Posted: December 22, 2015
The holidays can be a hectic time, with travel, shopping, planning, work and more competing for your time. Parents of children with special needs often already feel torn between two worlds even outside of the holiday season, making this time of year even more stressful than otherwise. In the interest of helping jog the memory of our community about things to keep in mind, we have compiled a short overview to serve as a last-minute holiday checklist, hoping it will help clear the clutter and make your holiday go more smoothly.
Children with Cerebral Palsy may face a wide variety of challenges, making any list of suggestions incomplete due to the range of factors to consider. However, this holiday we encourage you to keep in mind the following:
- Will you be driving in a vehicle different than your everyday vehicle? Is it equipped to carry your child? Be sure to remember your handicapped placard if that is the case, as well as ask ahead to ensure any adaptive equipment or unique items will fit.
- Is the place you are going to conducive to your child’s health? A new pet or various other environmental factors may be a concern should your child have asthma or other breathing and sensitivity issues.
- Have a copy of your medical records? Bring them with you in case you need care during your trip, however long.
- Is your family aware of your child’s physical and emotional needs? Speaking with family ahead of time can help in preventing a child from feeling left out or alienated should activities be planned that exclude him or her. You can see our suggestions regarding speaking with a family member about Cerebral Palsy here.
- Will there be other children there that may not understand how to act or behave around your child? Speak with other parents about this ahead of your visit to show your comfort with the topic and to answer any questions they may have.
- Do you know what gifts your child is receiving? Or how they are wrapped? Difficult to open presents can be an emotionally-draining burden on your child and take away from the moment. Be open about your child’s abilities and work with your loved ones to ensure things are seamless.
- You may have things totally covered when it comes to clothing, equipment, etc., but what about comfort items for the trip? Be sure to pack an additional small bag that includes familiar toys, foods and general ‘in case of emergency’ items. Your first inclination may be to ensure they get packed with other must-haves but you may then run into problems in the short-term.

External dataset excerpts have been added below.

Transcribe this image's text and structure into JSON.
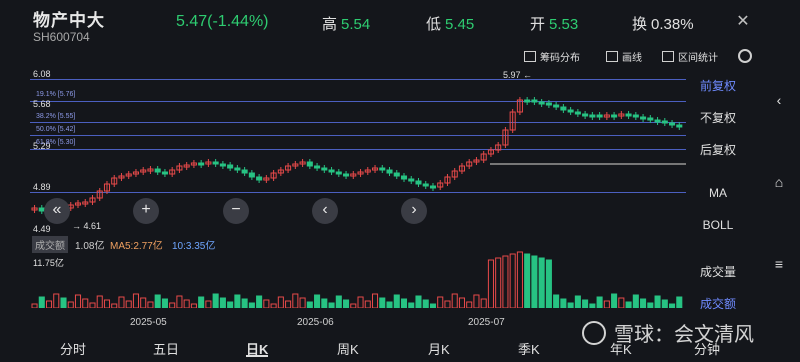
{
  "header": {
    "name": "物产中大",
    "code": "SH600704",
    "price_change": "5.47(-1.44%)",
    "high_label": "高",
    "high": "5.54",
    "low_label": "低",
    "low": "5.45",
    "open_label": "开",
    "open": "5.53",
    "turnover_label": "换",
    "turnover": "0.38%",
    "close_icon": "close-icon"
  },
  "toolbar": {
    "chip_distribution": "筹码分布",
    "draw_line": "画线",
    "range_stats": "区间统计",
    "settings_icon": "gear-icon"
  },
  "chart": {
    "max_label": "5.97",
    "min_label": "4.61",
    "levels": [
      "6.08",
      "5.68",
      "5.29",
      "4.89",
      "4.49"
    ],
    "fib_labels": [
      "19.1% [5.76]",
      "38.2% [5.55]",
      "50.0% [5.42]",
      "61.8% [5.30]"
    ],
    "colors": {
      "up": "#e84a4a",
      "down": "#27c383",
      "fib": "#4b5fc0"
    }
  },
  "nav": {
    "left2": "«",
    "zoom_in": "+",
    "zoom_out": "−",
    "prev": "‹",
    "next": "›"
  },
  "right_panel": {
    "front_adjust": "前复权",
    "no_adjust": "不复权",
    "back_adjust": "后复权",
    "ma": "MA",
    "boll": "BOLL",
    "volume": "成交量",
    "amount": "成交额"
  },
  "volume": {
    "tag": "成交额",
    "value": "1.08亿",
    "ma5": "MA5:2.77亿",
    "ma10": "10:3.35亿",
    "max": "11.75亿"
  },
  "dates": [
    "2025-05",
    "2025-06",
    "2025-07"
  ],
  "tabs": [
    "分时",
    "五日",
    "日K",
    "周K",
    "月K",
    "季K",
    "年K",
    "分钟"
  ],
  "watermark": "雪球：会文清风"
}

- Do you have an exit plan if your child becomes overstimulated and/or simply needs to get ‘away’? This plan can not only include ensuring there is an activity for your child to do in another room should he or she simply need to step away, but also planning with your family about when you agree to come and go. Doing so can avoid any hurt feelings, as well as ensure you don’t exceed your child’s stamina for activities.
- Friendship Circle has an awesome suggestion of reserving special time for your child as a means of undivided attention. You can use this time to check-in on how things are going, but also guarantee they are not left out should activities be beyond their ability.
- What’s on the menu? Dive into what your host is planning to prepare to make sure that it aligns with your child’s needs and abilities. Hosting? Try to see if there’s one dish your child can have that everyone else can have as well to promote inclusion.
- Is there a ‘job’ that your child can be assigned to feel part of the process? Whether it’s making and setting out name tags for seating assignments or making a craft, try and see if there is a task your child can take on that he or she can be recognized for! Looking for suggestions? Check out our holiday decorating ideas for children with limited mobility!
- Be sure to check out our holiday gift guide for suggestions to offer loved ones looking to grab something special for your child.
- We also have covered suggestions for helping your child feel included in the gift giving process. Things as simple as helping choose the wrapping paper or writing the tag helps it become a team effort.
On behalf of everyone at MyChild and CerebralPalsy.org, we hope all of you and your families have a wonderful holiday!